Bitcoin est un trou … dans un bâtiment en feu

« J’ai pensé que Bitcoin est comme un trou dans le mur d’un immeuble en feu. Le bâtiment en feu est le pétrodollar. Le trou Bitcoin dans le mur ne répond à aucune définition standard d’une porte. Il ne passerait pas une inspection de bâtiment et il pourrait ne pas durer longtemps. Il sera certainement remplacé par autre chose à long terme. Mais à court terme, personne à l’intérieur de ce bâtiment en feu ne se soucie vraiment de tout cela et ceux qui ont senti la première fois de la fumée y courent déjà. Beaucoup d’autres suivront et certains, malheureusement, mourront dans le feu. Il y a aussi d’autres sorties du bâtiment, certaines peuvent être plus sûres que d’autres, mais le plus important est de sortir du bâtiment en flammes le plus rapidement possible. »

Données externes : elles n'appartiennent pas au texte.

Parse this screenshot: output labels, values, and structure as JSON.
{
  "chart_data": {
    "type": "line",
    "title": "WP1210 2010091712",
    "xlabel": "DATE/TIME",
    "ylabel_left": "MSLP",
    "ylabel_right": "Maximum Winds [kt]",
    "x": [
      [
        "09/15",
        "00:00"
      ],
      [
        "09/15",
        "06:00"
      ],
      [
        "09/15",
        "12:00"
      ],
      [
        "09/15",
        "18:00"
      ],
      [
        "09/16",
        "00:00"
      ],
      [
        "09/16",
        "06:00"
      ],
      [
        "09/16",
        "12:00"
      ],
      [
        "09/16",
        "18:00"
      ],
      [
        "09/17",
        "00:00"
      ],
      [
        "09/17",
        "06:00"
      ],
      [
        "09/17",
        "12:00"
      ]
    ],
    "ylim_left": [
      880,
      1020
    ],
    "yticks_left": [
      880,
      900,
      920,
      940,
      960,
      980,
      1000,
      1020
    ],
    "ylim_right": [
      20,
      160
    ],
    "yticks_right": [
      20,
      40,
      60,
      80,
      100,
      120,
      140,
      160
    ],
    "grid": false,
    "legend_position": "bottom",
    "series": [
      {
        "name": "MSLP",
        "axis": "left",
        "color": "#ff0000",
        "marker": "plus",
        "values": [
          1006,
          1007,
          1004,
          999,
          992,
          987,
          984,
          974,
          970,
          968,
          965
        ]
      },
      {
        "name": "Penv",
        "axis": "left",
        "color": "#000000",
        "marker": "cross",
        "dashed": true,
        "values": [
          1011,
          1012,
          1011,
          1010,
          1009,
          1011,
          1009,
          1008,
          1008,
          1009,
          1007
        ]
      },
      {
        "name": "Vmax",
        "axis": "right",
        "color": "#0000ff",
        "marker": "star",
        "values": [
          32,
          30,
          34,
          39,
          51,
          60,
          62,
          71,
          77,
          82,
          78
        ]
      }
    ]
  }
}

Commentaire publié suite à la publication de cet article sur le site ZeroHedge

Et cela nous amène finalement à ce que je pense que Bitcoin est vraiment. C’est un type d’outil de sauvegarde du capital et une devise. D’une certaine manière, (et je n’ai pas inventé cette analogie mais je ne peux pas trouver qui l’a fait – mise à jour: c’était Stefan Molyneux) toutes les monnaies fiduciaires connaissent un effondrement hyperinflationniste contre Bitcoin. Cela a un certain sens, le résultat logique de la vaste impression monétaire du siècle dernier est une explosion inflationniste. Mais cela évoque des images de l’Allemagne de Weimar et des brouettes pleines d’argent, le récent effondrement du Zimbabwe ou peut-être le Brésil – où les banques ont installé une seconde horloge pour afficher la valeur de votre argent en attente, tout semble impensable ici.

Et pourtant, nous sommes ici avec Bitcoin dans une bulle, des actions dans une bulle, des obligations dans une bulle, de l’immobilier – dans une bulle, tout est dans une bulle? Ou connaissons-nous une rupture lente dans le régime fiat sous-jacent d’une façon occidentale typiquement cavalière et nonchalante? Pas un roman « fin de civilisation » de James Rawles mais plutôt un exode massif vers tout ce qui est perçu comme « un atout » alors que Bitcoin les surpasse tous à cause d’une combinaison d’inertie et d’antidote à un fléau économique mondial parasitaire?

Cela dit, même si cela était vrai, cela ne signifie pas que « le prix du bitcoin augmentera … pour toujours ». Même de véritables épisodes hyperinflationnistes durent habituellement entre 12 et 18 mois, après quoi un nouveau régime de change vient le remplacer.

Ce que nous pourrions voir ici, ce sont les premières manches qui marquent la fin de l’USD en tant que devise de réserve mondiale et le début de «ce qui vient après». Le fait que l’hégémonie de l’USD finira par s’arrêter n’est une surprise pour personne, même pour les économistes traditionnels. Cependant, le terme « éventuellement » a cette habitude frustrante de se manifester plus tôt que la plupart des gens s’attendaient.

Ainsi, alors qu’il n’y a eu qu’une poignée d’innovations monétaires à travers l’histoire, il y a eu de nombreux régimes monétaires, en hausse, en dépassement, en effondrement et en cédant au suivant.

Ce qui peut être unique à propos de celui-ci est que nous sommes témoins rares d’un double changement de facette: le passage de la technologie d’un système de monnaie fiduciaire basé sur la dette à un régime de monnaie cryptographique décentralisée; avec la disparition du régime monétaire actuel.